The government of Spain and the Inter-American Development Bank signed an agreement to cooperate in the execution of the Fund for Cooperation for Water and Sanitation, a Spanish initiative that is expected to provide up to US$1.5 billion in grants to countries in Latin America and the Caribbean over the next four years. Under the agreement, Spain will set priorities and evaluate the impact of the projects financed by the Fund, while the IDB will identify and prepare specific investments and oversee their implementation and evaluation, in coordination with the recipient governments. The agreement was announced during the 18th Ibero-American Summit being held in San Salvador.
“I am very pleased that one year after my announcement at the Seventeenth Ibero-American Summit held in Santiago, Chile, the Fund for Cooperation for Water and Sanitation is now a reality,” said Spanish Prime Minister José Luis Rodríguez Zapatero.
The memorandum of understanding to establish the Spanish Fund for Water and Sanitation was signed by IDB President Luis Alberto Moreno, Soraya Rodríguez, Secretary of State for International Cooperation and President of the Spanish Agency for International Development (known by the Spanish acronym AECID), and David Vegara, Secretary of State for Economic Affairs of Spain.
Spain is providing €300 million in 2008 as its initial contribution to the new fund. The grants will be available to finance projects in water supply, sewerage, wastewater treatment, urban storm drainage, water resource management, adaption to climate change, efficiency and operations management.
Moreno praised the Spanish initiative, pointing out that it comes in the midst of an international financial crisis, and at a time when many governments are under pressure to cut back on their contributions to development.

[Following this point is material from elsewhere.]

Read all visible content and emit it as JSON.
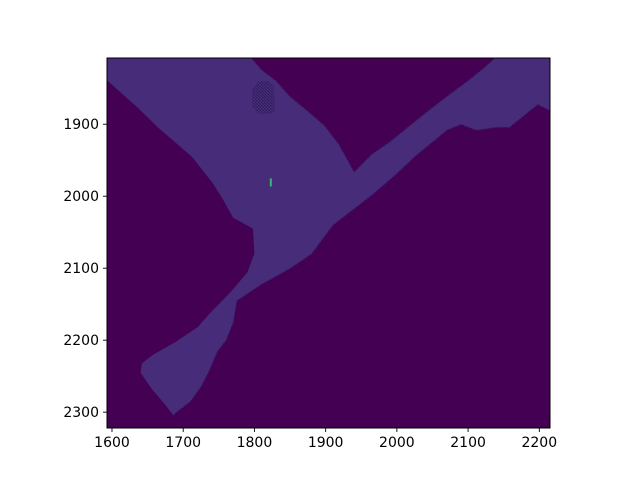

“This is an extraordinary commitment that will help close the gap in water and sanitation coverage in Latin America,” said the IDB president. “This gesture not only demonstrates the generosity of the Spanish people and their support for our region, it also challenges us to think big, to find ambitious and definitive solutions to these problems,” Moreno added.
According to Moreno, at least 85 million people in Latin America and the Caribbean do not have access to drinking water and some 115 million live without proper sanitation.
All the member countries of the Ibero-American Community and Haiti will have access to the fund. National, regional and local government agencies, state-owned enterprises, cooperatives and other types of water and sanitation service providers will be eligible for the grants.
“In our view, universal access to sustainable water and sanitation services is crucial to make progress towards the ultimate goal of Spain’s policy on cooperation for development, which is to fight poverty,” said AECID President Rodríguez.